Monday, April 15, 2013

Review: Jerusalem A Family Portrait

In the same shipment that I received Relish by Lucy Knisley, I also received Jerusalem: A Family Portrait by Boaz Yakin and Nick Bertozzi. (First Second, will publish 4/16/13, 381 pages).

Bottom Line: While this will most likely not be a classic graphic novel, it is a very noteworthy graphic novel. It's an important story, but more than that it is a well told story. As such it is worthy of a place in medium sized and larger public libraries that maintain an adult graphic novel collection. It will appeal to history/historical fiction fans and family relationship GN fans. (Spiegelman, Bechdel, etc.)

Confession: I don't know much about the history of Israel/Palestine in the time period covered by this book (1940-1948). Fortunately the author includes an introduction to both the historical context, the city of Jerusalem, and the families portrayed. This was invaluable to me and I flipped back to it numerous times.

Unfortunately the reason I kept flipping back to the family tree is I had trouble keeping two of the brothers straight. Additionally several side characters were introduced with so little fanfare that when they reappeared, I had forgotten them and had to refresh my memory.
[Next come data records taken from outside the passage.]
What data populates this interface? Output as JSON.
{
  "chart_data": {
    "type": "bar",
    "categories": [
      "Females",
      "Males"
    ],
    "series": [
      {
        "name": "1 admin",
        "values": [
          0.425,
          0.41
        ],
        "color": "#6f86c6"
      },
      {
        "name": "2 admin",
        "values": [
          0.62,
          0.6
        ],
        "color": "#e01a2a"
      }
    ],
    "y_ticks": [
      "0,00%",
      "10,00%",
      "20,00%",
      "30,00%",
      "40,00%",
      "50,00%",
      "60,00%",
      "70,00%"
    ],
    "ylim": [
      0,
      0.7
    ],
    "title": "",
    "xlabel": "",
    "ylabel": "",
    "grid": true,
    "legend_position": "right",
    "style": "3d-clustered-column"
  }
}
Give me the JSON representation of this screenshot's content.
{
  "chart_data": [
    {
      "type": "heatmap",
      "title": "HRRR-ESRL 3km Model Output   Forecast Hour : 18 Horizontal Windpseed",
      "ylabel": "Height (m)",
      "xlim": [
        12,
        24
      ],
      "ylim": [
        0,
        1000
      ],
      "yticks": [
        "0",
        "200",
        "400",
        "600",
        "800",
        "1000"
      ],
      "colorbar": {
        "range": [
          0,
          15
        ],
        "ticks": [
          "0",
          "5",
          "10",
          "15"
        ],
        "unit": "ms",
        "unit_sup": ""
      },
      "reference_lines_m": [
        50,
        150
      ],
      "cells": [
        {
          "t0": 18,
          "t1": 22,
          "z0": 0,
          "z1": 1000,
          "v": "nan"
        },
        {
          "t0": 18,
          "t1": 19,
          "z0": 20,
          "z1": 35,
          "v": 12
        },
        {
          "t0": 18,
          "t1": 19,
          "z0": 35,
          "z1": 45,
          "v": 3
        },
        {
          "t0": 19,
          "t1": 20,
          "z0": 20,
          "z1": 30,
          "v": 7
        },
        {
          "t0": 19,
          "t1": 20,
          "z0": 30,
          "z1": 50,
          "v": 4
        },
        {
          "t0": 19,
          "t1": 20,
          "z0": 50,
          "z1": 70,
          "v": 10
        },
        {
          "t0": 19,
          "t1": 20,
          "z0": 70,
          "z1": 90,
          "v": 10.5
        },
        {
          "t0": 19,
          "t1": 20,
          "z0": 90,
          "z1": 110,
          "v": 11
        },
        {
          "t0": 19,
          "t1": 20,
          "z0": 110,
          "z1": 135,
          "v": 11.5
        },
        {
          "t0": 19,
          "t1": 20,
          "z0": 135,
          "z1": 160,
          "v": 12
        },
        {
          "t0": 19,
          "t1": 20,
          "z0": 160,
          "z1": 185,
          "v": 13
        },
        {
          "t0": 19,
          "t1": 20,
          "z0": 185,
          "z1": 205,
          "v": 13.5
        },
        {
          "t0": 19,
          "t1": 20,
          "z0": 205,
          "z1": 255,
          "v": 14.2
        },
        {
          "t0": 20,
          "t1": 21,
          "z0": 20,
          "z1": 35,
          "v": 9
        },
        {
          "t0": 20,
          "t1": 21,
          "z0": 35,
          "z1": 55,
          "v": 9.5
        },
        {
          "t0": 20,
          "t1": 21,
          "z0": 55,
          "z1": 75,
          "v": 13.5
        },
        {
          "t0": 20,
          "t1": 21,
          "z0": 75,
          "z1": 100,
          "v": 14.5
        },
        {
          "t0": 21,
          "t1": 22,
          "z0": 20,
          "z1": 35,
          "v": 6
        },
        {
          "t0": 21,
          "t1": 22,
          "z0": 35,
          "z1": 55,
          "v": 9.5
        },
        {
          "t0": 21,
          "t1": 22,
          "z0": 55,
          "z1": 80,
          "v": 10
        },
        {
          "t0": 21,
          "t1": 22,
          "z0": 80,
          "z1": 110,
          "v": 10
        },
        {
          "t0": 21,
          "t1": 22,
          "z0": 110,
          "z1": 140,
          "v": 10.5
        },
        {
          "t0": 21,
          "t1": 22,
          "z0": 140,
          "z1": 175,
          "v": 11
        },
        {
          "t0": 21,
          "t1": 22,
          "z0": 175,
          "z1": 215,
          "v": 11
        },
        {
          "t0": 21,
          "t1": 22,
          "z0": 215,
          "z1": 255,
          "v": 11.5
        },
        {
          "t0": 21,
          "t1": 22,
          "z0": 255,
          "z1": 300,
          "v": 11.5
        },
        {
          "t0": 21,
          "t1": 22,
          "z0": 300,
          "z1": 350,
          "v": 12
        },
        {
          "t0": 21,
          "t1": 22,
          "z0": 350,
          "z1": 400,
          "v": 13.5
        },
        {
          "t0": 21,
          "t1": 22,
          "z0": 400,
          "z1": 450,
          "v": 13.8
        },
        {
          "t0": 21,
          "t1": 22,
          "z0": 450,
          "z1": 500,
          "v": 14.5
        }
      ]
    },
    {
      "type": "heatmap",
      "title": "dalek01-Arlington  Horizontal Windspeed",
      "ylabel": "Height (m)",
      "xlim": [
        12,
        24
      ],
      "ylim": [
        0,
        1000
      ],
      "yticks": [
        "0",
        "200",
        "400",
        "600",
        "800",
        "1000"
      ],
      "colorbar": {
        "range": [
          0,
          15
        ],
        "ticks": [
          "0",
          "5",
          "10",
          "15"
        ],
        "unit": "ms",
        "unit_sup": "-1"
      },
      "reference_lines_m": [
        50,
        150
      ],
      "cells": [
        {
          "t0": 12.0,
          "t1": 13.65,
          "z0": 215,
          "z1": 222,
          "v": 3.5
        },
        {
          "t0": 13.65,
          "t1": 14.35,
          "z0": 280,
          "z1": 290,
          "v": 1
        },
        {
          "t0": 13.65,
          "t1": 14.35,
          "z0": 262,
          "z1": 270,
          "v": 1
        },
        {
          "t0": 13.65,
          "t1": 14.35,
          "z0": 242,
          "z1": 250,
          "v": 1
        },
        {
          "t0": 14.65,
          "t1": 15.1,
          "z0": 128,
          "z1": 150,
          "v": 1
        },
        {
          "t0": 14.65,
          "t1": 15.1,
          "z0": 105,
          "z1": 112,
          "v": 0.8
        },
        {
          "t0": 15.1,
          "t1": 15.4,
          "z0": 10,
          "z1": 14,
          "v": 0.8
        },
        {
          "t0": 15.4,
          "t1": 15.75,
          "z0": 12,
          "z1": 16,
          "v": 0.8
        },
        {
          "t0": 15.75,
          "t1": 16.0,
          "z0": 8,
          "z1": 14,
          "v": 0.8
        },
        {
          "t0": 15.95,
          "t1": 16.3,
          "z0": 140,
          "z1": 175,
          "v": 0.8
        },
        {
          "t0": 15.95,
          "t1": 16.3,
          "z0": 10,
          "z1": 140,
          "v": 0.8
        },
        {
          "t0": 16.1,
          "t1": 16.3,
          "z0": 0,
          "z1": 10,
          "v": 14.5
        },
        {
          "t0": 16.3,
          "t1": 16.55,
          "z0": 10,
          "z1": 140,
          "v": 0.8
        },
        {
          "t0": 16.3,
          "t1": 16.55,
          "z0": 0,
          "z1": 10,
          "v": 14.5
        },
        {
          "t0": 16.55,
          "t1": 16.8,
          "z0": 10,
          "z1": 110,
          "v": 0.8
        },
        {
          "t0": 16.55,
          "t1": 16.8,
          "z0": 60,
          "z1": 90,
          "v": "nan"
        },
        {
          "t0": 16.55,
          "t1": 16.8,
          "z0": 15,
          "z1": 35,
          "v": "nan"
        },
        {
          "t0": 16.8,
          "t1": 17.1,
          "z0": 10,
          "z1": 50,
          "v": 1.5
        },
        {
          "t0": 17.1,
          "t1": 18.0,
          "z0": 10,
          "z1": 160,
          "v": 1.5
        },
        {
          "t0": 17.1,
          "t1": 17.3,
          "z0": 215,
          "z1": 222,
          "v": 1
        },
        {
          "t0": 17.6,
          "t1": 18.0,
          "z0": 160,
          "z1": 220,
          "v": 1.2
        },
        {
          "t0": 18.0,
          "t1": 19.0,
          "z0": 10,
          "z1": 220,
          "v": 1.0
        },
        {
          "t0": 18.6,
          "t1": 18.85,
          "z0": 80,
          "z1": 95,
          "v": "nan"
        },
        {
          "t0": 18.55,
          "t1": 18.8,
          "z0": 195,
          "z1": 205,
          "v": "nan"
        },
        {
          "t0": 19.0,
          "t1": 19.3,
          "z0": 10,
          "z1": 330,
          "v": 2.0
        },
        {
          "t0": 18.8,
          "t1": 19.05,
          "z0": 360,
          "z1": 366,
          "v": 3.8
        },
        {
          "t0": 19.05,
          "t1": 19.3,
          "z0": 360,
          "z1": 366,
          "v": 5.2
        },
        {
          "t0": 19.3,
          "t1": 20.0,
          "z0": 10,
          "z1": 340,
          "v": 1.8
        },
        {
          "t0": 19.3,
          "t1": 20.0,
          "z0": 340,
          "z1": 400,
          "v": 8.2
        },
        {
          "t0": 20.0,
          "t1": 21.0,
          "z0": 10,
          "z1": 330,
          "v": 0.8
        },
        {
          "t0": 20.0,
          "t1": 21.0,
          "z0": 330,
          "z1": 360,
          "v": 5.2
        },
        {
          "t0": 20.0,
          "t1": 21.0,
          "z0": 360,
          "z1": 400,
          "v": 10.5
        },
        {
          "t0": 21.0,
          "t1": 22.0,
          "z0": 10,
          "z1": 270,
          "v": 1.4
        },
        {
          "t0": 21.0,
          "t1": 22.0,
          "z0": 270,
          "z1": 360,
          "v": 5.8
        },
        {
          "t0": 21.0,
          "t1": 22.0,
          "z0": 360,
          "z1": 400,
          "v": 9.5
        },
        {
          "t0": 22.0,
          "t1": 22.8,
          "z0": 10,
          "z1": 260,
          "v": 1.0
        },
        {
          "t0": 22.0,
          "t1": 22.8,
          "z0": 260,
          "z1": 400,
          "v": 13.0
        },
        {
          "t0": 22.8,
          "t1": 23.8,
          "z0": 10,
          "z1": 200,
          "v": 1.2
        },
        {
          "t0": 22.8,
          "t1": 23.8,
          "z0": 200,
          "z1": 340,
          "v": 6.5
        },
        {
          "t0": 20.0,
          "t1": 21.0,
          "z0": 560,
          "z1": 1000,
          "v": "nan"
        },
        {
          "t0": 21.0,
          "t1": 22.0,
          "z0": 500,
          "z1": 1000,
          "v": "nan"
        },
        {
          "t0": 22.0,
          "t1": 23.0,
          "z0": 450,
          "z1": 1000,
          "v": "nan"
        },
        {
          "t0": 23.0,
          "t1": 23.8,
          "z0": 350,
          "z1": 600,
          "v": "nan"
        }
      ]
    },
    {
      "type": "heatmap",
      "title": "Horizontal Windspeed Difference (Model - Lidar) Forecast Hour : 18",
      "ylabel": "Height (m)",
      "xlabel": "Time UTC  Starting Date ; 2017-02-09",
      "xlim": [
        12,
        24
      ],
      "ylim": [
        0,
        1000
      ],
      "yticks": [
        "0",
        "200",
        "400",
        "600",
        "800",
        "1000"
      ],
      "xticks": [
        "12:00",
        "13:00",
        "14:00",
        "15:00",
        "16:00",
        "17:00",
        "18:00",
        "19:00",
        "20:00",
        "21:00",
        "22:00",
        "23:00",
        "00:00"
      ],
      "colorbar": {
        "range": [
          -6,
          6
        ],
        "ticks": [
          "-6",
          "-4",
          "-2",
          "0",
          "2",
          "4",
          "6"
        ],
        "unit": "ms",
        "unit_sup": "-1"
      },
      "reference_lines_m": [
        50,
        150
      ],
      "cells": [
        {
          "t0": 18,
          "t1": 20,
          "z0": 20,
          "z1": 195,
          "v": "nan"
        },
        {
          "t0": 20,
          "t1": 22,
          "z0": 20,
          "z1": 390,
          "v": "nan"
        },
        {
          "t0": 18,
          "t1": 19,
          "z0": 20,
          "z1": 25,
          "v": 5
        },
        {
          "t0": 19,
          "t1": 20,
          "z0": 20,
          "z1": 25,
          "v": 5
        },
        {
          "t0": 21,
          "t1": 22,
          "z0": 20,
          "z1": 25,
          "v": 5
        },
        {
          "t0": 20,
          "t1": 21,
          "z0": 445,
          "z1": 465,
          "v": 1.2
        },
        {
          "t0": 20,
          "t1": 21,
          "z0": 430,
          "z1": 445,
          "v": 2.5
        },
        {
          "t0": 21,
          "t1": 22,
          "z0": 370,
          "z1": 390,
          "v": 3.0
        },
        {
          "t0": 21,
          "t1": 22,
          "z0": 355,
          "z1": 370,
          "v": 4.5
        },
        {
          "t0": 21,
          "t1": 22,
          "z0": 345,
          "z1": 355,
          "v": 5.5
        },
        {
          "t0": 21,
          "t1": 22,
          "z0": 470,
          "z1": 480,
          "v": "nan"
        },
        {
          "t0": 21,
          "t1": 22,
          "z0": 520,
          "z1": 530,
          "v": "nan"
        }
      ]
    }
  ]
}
The jumbling of characters (there were a lot of characters) is my main complaint about this book.

The artwork is spot on (other than the two brothers I couldn't tell apart). The black and white palette and harsh lines are perfect for a city at war. Primarily told through smaller (6 to a page) panels, this book packs a lot of action into it's pages, but does occasionally go to larger panels for dramatic impact. Excellently done entirely with the artwork. Text and artwork complement each other nicely.

The story is doubly fascinating, both the story of a time of extreme unrest in an unstable region and that of the two families trying to survive in it. Other than popping over to a few wikipedia entries (which I always do because I'm rather a nerd), I was completely engrossed in this book. I read the entire thing in two settings. I would have liked an author's note comparing the fiction of the family to his real family, but without one I presume the family story is primarily fictional. That makes it no less compelling a read.